The care of orphans wandering and loitering in the city, as well as those left in countryside evacuation sites, became an urgent problem. Teachers and Buddhists in Hiroshima took the lead in helping them in that city; in Nagasaki, the Roman Catholics made stellar efforts in the care of A-bomb orphans. Then in 1949, programs for financial support of some as “adopted” foster children was initiated by Norman Cousins in the U.S., and from 1952 by Arata Osada in Japan.
For teenagers in Hiroshima, Professor and Mrs. Seiichi Nakano formed the support group called Ayumi (“Moving on”) to provide counsel and support for these A-bomb orphans. Even so, many were beyond these helping hands; and while some managed to get along well in life, not a few succumbed to delinquency, sickness, and even suicide. Fortunately, this population group decreased over time; unlike the next, which increased as time passed.
Thousands of older persons, whether they suffered the atomic bombings or escaped them by being evacuated to the countryside, lost spouses and children and thus had no one to depend upon. Their numbers increased with the passage of postwar years.
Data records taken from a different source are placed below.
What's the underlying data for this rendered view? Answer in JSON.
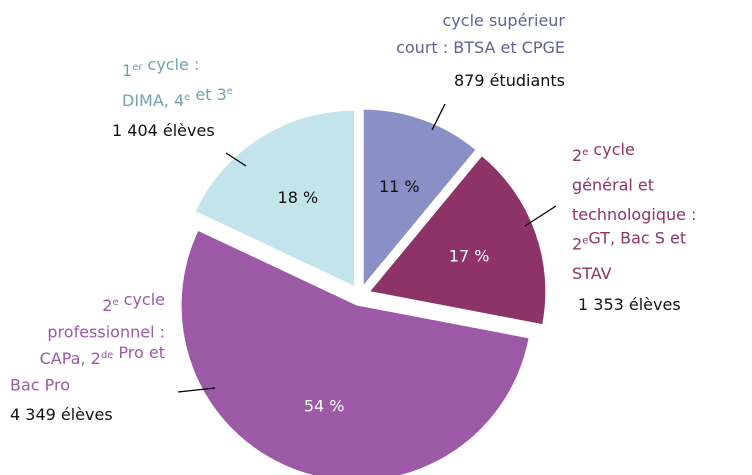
{
  "chart_data": {
    "type": "pie",
    "categories": [
      [
        [
          {
            "text": "cycle supérieur"
          }
        ],
        [
          {
            "text": "court : BTSA et CPGE"
          }
        ]
      ],
      [
        [
          {
            "text": "2"
          },
          {
            "sup": "e"
          },
          {
            "text": " cycle"
          }
        ],
        [
          {
            "text": "général et"
          }
        ],
        [
          {
            "text": "technologique :"
          }
        ],
        [
          {
            "text": "2"
          },
          {
            "sup": "e"
          },
          {
            "text": "GT, Bac S et"
          }
        ],
        [
          {
            "text": "STAV"
          }
        ]
      ],
      [
        [
          {
            "text": "2"
          },
          {
            "sup": "e"
          },
          {
            "text": " cycle"
          }
        ],
        [
          {
            "text": "professionnel :"
          }
        ],
        [
          {
            "text": "CAPa, 2"
          },
          {
            "sup": "de"
          },
          {
            "text": " Pro et"
          }
        ],
        [
          {
            "text": "Bac Pro"
          }
        ]
      ],
      [
        [
          {
            "text": "1"
          },
          {
            "sup": "er"
          },
          {
            "text": " cycle :"
          }
        ],
        [
          {
            "text": "DIMA, 4"
          },
          {
            "sup": "e"
          },
          {
            "text": " et 3"
          },
          {
            "sup": "e"
          }
        ]
      ]
    ],
    "counts": [
      "879 étudiants",
      "1 353 élèves",
      "4 349 élèves",
      "1 404 élèves"
    ],
    "values": [
      11,
      17,
      54,
      18
    ],
    "value_labels": [
      "11 %",
      "17 %",
      "54 %",
      "18 %"
    ],
    "colors": [
      "#8a8fc6",
      "#8e3368",
      "#9b59a6",
      "#c2e4ea"
    ],
    "label_colors": [
      "#5f6398",
      "#8e3368",
      "#9b59a6",
      "#6fa3ad"
    ]
  }
}
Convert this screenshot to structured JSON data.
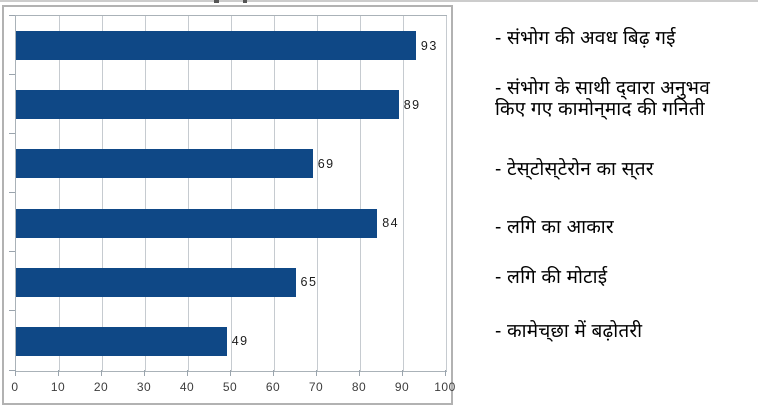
{
  "chart_data": {
    "type": "bar",
    "orientation": "horizontal",
    "title": "",
    "categories": [
      "संभोग की अवध बिढ़ गई",
      "संभोग के साथी द्‌वारा अनुभव किए गए कामोन्‌माद की गनिती",
      "टेस्‌टोस्‌टेरोन का स्‌तर",
      "लगि का आकार",
      "लगि की मोटाई",
      "कामेच्‌छा में बढ़ोतरी"
    ],
    "values": [
      93,
      89,
      69,
      84,
      65,
      49
    ],
    "xlabel": "",
    "ylabel": "",
    "xlim": [
      0,
      100
    ],
    "xticks": [
      0,
      10,
      20,
      30,
      40,
      50,
      60,
      70,
      80,
      90,
      100
    ],
    "grid": "vertical-only",
    "legend": "none",
    "value_labels": true,
    "bar_color": "#0f4886",
    "axis_color": "#9aa4ad",
    "grid_color": "#c6cbd0"
  },
  "side_labels": {
    "items": [
      {
        "text": "- संभोग की अवध बिढ़ गई"
      },
      {
        "text": "- संभोग के साथी द्‌वारा अनुभव\nकिए गए कामोन्‌माद की गनिती"
      },
      {
        "text": "- टेस्‌टोस्‌टेरोन का स्‌तर"
      },
      {
        "text": "- लगि का आकार"
      },
      {
        "text": "- लगि की मोटाई"
      },
      {
        "text": "- कामेच्‌छा में बढ़ोतरी"
      }
    ]
  }
}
An October 1960 survey of A-bomb victims in Hiroshima and Nagasaki showed that victims age 70 and over were 6.6% of Hiroshima’s population and 5.8% of Nagasaki’s. The aged groups as a whole were only 1.4% in Hiroshima and 1.3% in Nagasaki. Some had employment or were self-employed; but many were without income sources. And many suffered illness or disability.
Of 31 suicides by A-bomb survivors nationwide in the five-year period 1970–75, Hiroshima Prefecture claimed 25, of whom 8 were orphaned elderly victims, for whom illness was the major motive.